Literally: “condition of excessive bending back” — describing the exaggerated return response of a reflex arc. The term reflex entered medical Latin via the 17th century, formalized by René Descartes in his mechanistic model of involuntary nervous response. The prefix hyper- was attached in the late 19th century as neurological examination techniques became standardized.
🔀 ALIASES / ALTERNATE TERMS
Term
Context
Autonomic dysreflexia
Preferred clinical/ICD-10 term for autonomic hyperreflexia in SCI ≥T6
Autonomic hyperreflexia
Older/synonymous term for autonomic dysreflexia
Detrusor hyperreflexia
Older urodynamic term → now neurogenic detrusor overactivity (NDO)
Uninhibited neurogenic bladder
ICD-10 mapped term for suprasacral detrusor hyperreflexia
Exaggerated deep tendon reflexes
Clinical description; mapped to R29.2 (Abnormal reflex)
Pathological hyperreflexia
Descriptor for reflex exaggeration beyond physiological bounds
Clonus
Rhythmic reflex oscillations; extreme form of hyperreflexia
Spastic hyperreflexia
Hyperreflexia in context of UMN spasticity syndrome
🔗 RELATED TERMS
Clonus — sustained rhythmic muscular contractions from severe hyperreflexia; tested at ankle/wrist
Cystourethroscopy with injection(s) for chemodenervation of the bladder (OnabotulinumtoxinA / Botox injection for NDO — primary treatment for detrusor hyperreflexia refractory to anticholinergics)
Implantation or replacement of device for intrathecal or epidural drug infusion; programmable pump, including preparation of pump (intrathecal baclofen pump implant for spasticity)
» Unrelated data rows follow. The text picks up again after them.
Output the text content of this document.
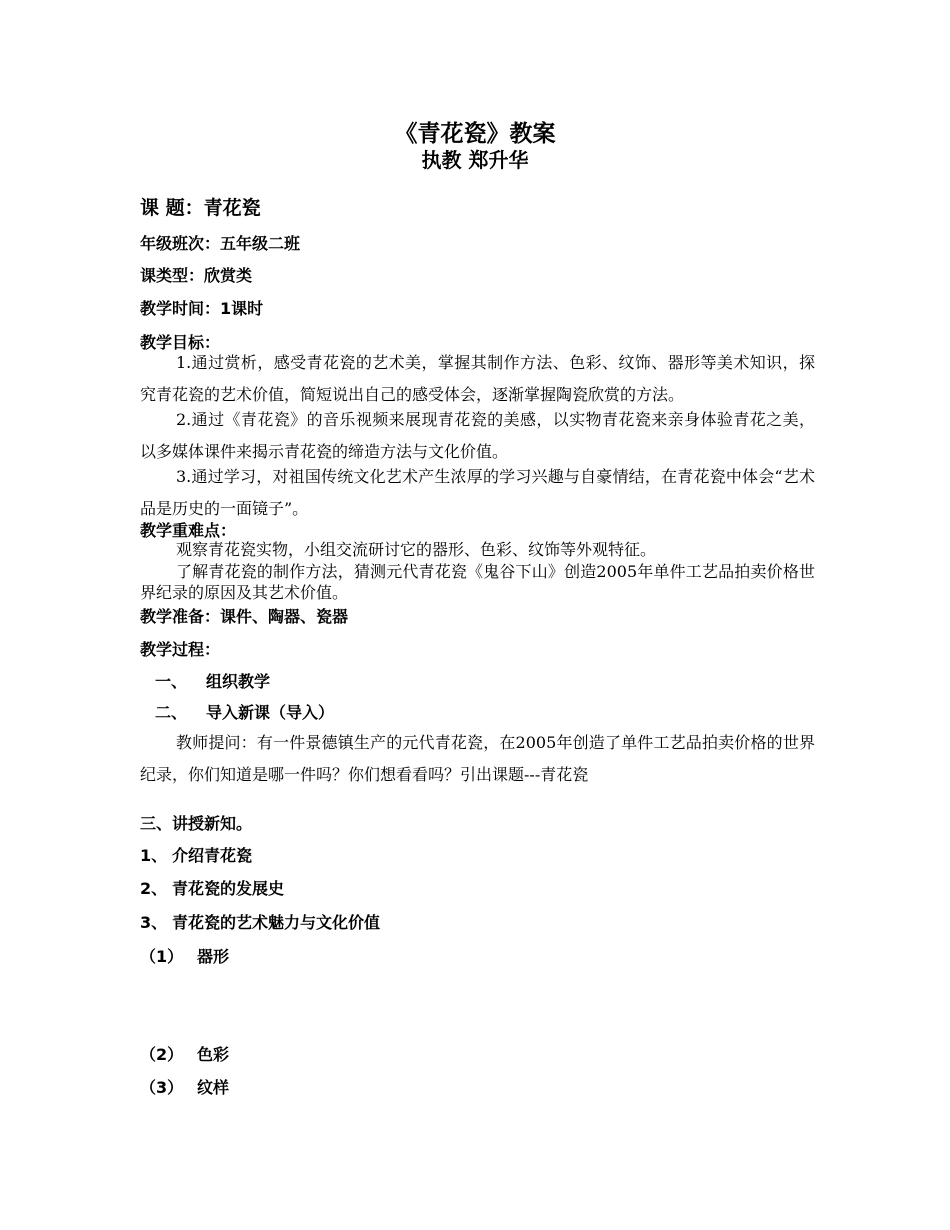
《青花瓷》教案
执教 郑升华
课 题：青花瓷
年级班次：五年级二班
课类型：欣赏类
教学时间：1课时
教学目标：
1.通过赏析，感受青花瓷的艺术美，掌握其制作方法、色彩、纹饰、器形等美术知识，探究青花瓷的艺术价值，简短说出自己的感受体会，逐渐掌握陶瓷欣赏的方法。
2.通过《青花瓷》的音乐视频来展现青花瓷的美感，以实物青花瓷来亲身体验青花之美，以多媒体课件来揭示青花瓷的缔造方法与文化价值。
3.通过学习，对祖国传统文化艺术产生浓厚的学习兴趣与自豪情结，在青花瓷中体会“艺术品是历史的一面镜子”。
教学重难点：
观察青花瓷实物，小组交流研讨它的器形、色彩、纹饰等外观特征。
了解青花瓷的制作方法，猜测元代青花瓷《鬼谷下山》创造2005年单件工艺品拍卖价格世界纪录的原因及其艺术价值。
教学准备：课件、陶器、瓷器
教学过程：
一、 组织教学
二、 导入新课（导入）
教师提问：有一件景德镇生产的元代青花瓷，在2005年创造了单件工艺品拍卖价格的世界纪录，你们知道是哪一件吗？你们想看看吗？引出课题---青花瓷
三、讲授新知。
1、 介绍青花瓷
2、 青花瓷的发展史
3、 青花瓷的艺术魅力与文化价值
（1） 器形
（2） 色彩
（3） 纹样
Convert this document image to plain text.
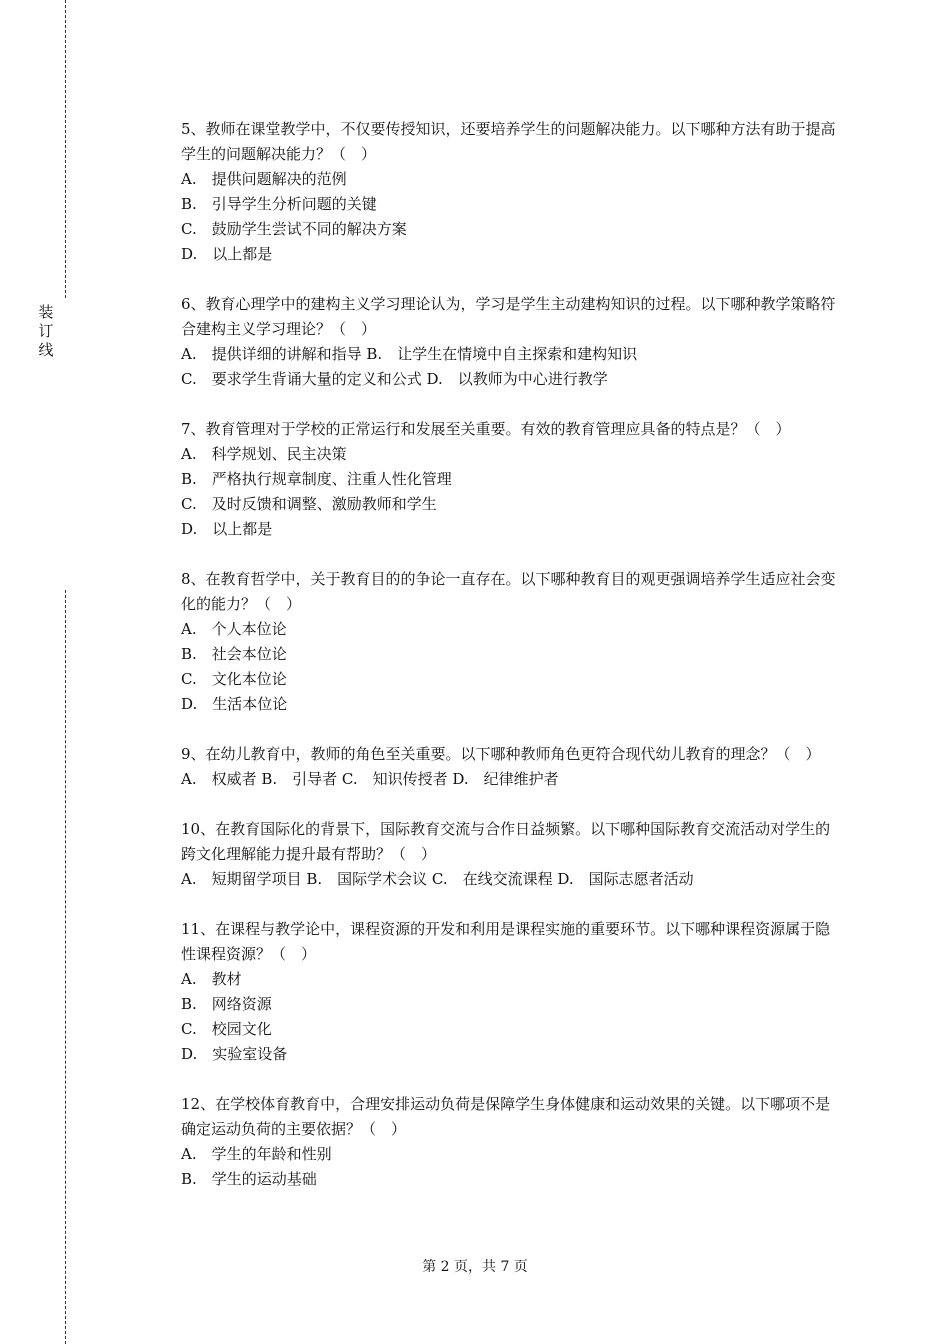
装
订
线

5、教师在课堂教学中，不仅要传授知识，还要培养学生的问题解决能力。以下哪种方法有助于提高学生的问题解决能力？（　）

A.　提供问题解决的范例

B.　引导学生分析问题的关键

C.　鼓励学生尝试不同的解决方案

D.　以上都是

6、教育心理学中的建构主义学习理论认为，学习是学生主动建构知识的过程。以下哪种教学策略符合建构主义学习理论？（　）

A.　提供详细的讲解和指导 B.　让学生在情境中自主探索和建构知识

C.　要求学生背诵大量的定义和公式 D.　以教师为中心进行教学

7、教育管理对于学校的正常运行和发展至关重要。有效的教育管理应具备的特点是？（　）

A.　科学规划、民主决策

B.　严格执行规章制度、注重人性化管理

C.　及时反馈和调整、激励教师和学生

D.　以上都是

8、在教育哲学中，关于教育目的的争论一直存在。以下哪种教育目的观更强调培养学生适应社会变化的能力？（　）

A.　个人本位论

B.　社会本位论

C.　文化本位论

D.　生活本位论

9、在幼儿教育中，教师的角色至关重要。以下哪种教师角色更符合现代幼儿教育的理念？（　）

A.　权威者 B.　引导者 C.　知识传授者 D.　纪律维护者

10、在教育国际化的背景下，国际教育交流与合作日益频繁。以下哪种国际教育交流活动对学生的跨文化理解能力提升最有帮助？（　）

A.　短期留学项目 B.　国际学术会议 C.　在线交流课程 D.　国际志愿者活动

11、在课程与教学论中，课程资源的开发和利用是课程实施的重要环节。以下哪种课程资源属于隐性课程资源？（　）

A.　教材

B.　网络资源

C.　校园文化

D.　实验室设备

12、在学校体育教育中，合理安排运动负荷是保障学生身体健康和运动效果的关键。以下哪项不是确定运动负荷的主要依据？（　）

A.　学生的年龄和性别

B.　学生的运动基础

第 2 页，共 7 页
⚠️ Coding Note:G90.4 (Autonomic dysreflexia) carries an ICD-10-CM instructional note to code first the underlying spinal cord disorder and to use additional code to identify the condition causing the dysreflexia (e.g., fecal impaction K56.41, pressure ulcer, catheter-associated UTI T83.511A). This is a high-yield inpatient query: autonomic dysreflexia in a paraplegic/quadriplegic patient presenting with hypertensive urgency is frequently undercoded. N31.0 (uninhibited neuropathic bladder) is the ICD-10-CM mapping for detrusor hyperreflexia/NDO — note that N32.81 (overactive bladder) should not be used for neurogenic overactivity; it is reserved for idiopathic OAB without neurological cause. For urodynamics, 51726 (complex CMG) is the workhorse code for NDO documentation; when combined with electromyography (51784) and voiding pressure (51728), this constitutes a full urodynamic study — confirm each service is separately documented. Botulinum toxin bladder injection (52287) requires the HCPCS code for the drug (J0585 — onabotulinumtoxinA) billed separately on the claim. R29.2 functions as a CC under MS-DRG when documented without a more specific neurological etiology.